A leur rencontre, il avait ressenti l’envie, intrigante, de l’inviter dans de romantiques échappées. Ce n’était plus le cas. Seul sur sa chaise, il se confondait dans l’idée que ce n’était pas nécessairement ce qui lui était indispensable. La professeure de cinéma avait sans doute plus besoin d’un ami prêt à partager quelques tendances autodestructrices, que d’un perfect boyfriend bien sous tous rapports, et sans doute plus besoin d’un regard sans jugements que d’une œillade passionnée sous les étoiles.
Il eut envie de se lever, de lui courir après, et de lui glisser avec tendresse qu’il était prêt à l’emmener au bout du monde, juste pour le plaisir de s’esclaffer, juste pour ces quelques secondes où les éclats de rire éclipsent tout, même les horreurs du passé. Il voulait lui hurler, avec les yeux innocents du gamin qui se débattait en lui, qu’il se fichait un peu de l’embrasser, elle ou une autre, tant qu’il pouvait faire naître, sur son visage étonné d’ordinaire si sérieux, si grave et affecté, un sourire surpris et immature.

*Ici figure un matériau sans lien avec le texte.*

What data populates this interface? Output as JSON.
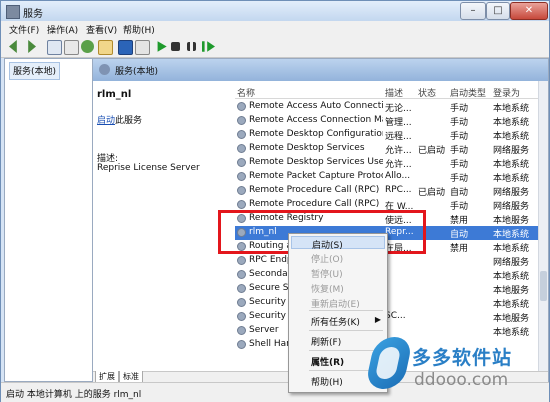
{
  "window": {
    "title": "服务"
  },
  "window_buttons": {
    "minimize": "–",
    "maximize": "□",
    "close": "✕"
  },
  "menu": [
    "文件(F)",
    "操作(A)",
    "查看(V)",
    "帮助(H)"
  ],
  "toolbar": {
    "icons": [
      "back-icon",
      "forward-icon",
      "console-tree-icon",
      "properties-icon",
      "refresh-icon",
      "export-icon",
      "help-icon",
      "view-icon",
      "start-icon",
      "stop-icon",
      "pause-icon",
      "restart-icon"
    ]
  },
  "left_pane": {
    "item": "服务(本地)"
  },
  "right_pane": {
    "header": "服务(本地)",
    "service_name": "rlm_nl",
    "start_link": "启动",
    "start_suffix": "此服务",
    "desc_label": "描述:",
    "desc_value": "Reprise License Server"
  },
  "table": {
    "columns": [
      "名称",
      "描述",
      "状态",
      "启动类型",
      "登录为"
    ],
    "rows": [
      {
        "name": "Remote Access Auto Connectio...",
        "desc": "无论...",
        "status": "",
        "startup": "手动",
        "logon": "本地系统"
      },
      {
        "name": "Remote Access Connection Ma...",
        "desc": "管理...",
        "status": "",
        "startup": "手动",
        "logon": "本地系统"
      },
      {
        "name": "Remote Desktop Configuration",
        "desc": "远程...",
        "status": "",
        "startup": "手动",
        "logon": "本地系统"
      },
      {
        "name": "Remote Desktop Services",
        "desc": "允许...",
        "status": "已启动",
        "startup": "手动",
        "logon": "网络服务"
      },
      {
        "name": "Remote Desktop Services User...",
        "desc": "允许...",
        "status": "",
        "startup": "手动",
        "logon": "本地系统"
      },
      {
        "name": "Remote Packet Capture Protoc...",
        "desc": "Allo...",
        "status": "",
        "startup": "手动",
        "logon": "本地系统"
      },
      {
        "name": "Remote Procedure Call (RPC)",
        "desc": "RPC...",
        "status": "已启动",
        "startup": "自动",
        "logon": "网络服务"
      },
      {
        "name": "Remote Procedure Call (RPC) ...",
        "desc": "在 W...",
        "status": "",
        "startup": "手动",
        "logon": "网络服务"
      },
      {
        "name": "Remote Registry",
        "desc": "使远...",
        "status": "",
        "startup": "禁用",
        "logon": "本地服务"
      },
      {
        "name": "rlm_nl",
        "desc": "Repr...",
        "status": "",
        "startup": "自动",
        "logon": "本地系统"
      },
      {
        "name": "Routing an",
        "desc": "在局...",
        "status": "",
        "startup": "禁用",
        "logon": "本地系统"
      },
      {
        "name": "RPC Endpo",
        "desc": "",
        "status": "",
        "startup": "",
        "logon": "网络服务"
      },
      {
        "name": "Secondary",
        "desc": "",
        "status": "",
        "startup": "",
        "logon": "本地系统"
      },
      {
        "name": "Secure Soc",
        "desc": "",
        "status": "",
        "startup": "",
        "logon": "本地服务"
      },
      {
        "name": "Security Ac",
        "desc": "",
        "status": "",
        "startup": "",
        "logon": "本地系统"
      },
      {
        "name": "Security Ce",
        "desc": "SC...",
        "status": "",
        "startup": "",
        "logon": "本地服务"
      },
      {
        "name": "Server",
        "desc": "",
        "status": "",
        "startup": "",
        "logon": "本地系统"
      },
      {
        "name": "Shell Hard",
        "desc": "",
        "status": "",
        "startup": "",
        "logon": ""
      }
    ]
  },
  "context_menu": {
    "items": [
      {
        "label": "启动(S)",
        "state": "highlighted"
      },
      {
        "label": "停止(O)",
        "state": "disabled"
      },
      {
        "label": "暂停(U)",
        "state": "disabled"
      },
      {
        "label": "恢复(M)",
        "state": "disabled"
      },
      {
        "label": "重新启动(E)",
        "state": "disabled"
      },
      {
        "label": "所有任务(K)",
        "state": "normal",
        "submenu": "▶"
      },
      {
        "label": "刷新(F)",
        "state": "normal"
      },
      {
        "label": "属性(R)",
        "state": "bold"
      },
      {
        "label": "帮助(H)",
        "state": "normal"
      }
    ]
  },
  "tabs": [
    "扩展",
    "标准"
  ],
  "status_bar": "启动 本地计算机 上的服务 rlm_nl",
  "watermark": {
    "brand": "多多软件站",
    "url": "ddooo.com"
  },
  "colors": {
    "selection": "#3d7ad6",
    "highlight_box": "#e3161c",
    "header_gradient": "#93b3db"
  }
}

Il ne ressentait plus aucun désir, juste l’envie impérieuse, et illusoire, de lui offrir des moments dérisoires, parce que c’était ce dont elle avait besoin, et parce que c’était ce qui lui aurait donné, à lui, brièvement, le sentiment diffus d’être utile. C’était presque trop simple. Il suffisait de se lever, de passer la porte, puis de trouver quelque excuse à l’organisation d’une sortie amicale.
Il suffisait de se lever, mais c’eut été étrange, et c’eut été cavalier.
Il fixa à nouveau la fenêtre, expira longuement, et il attendit, assis, que le bruit de ses pas ne s’éteigne.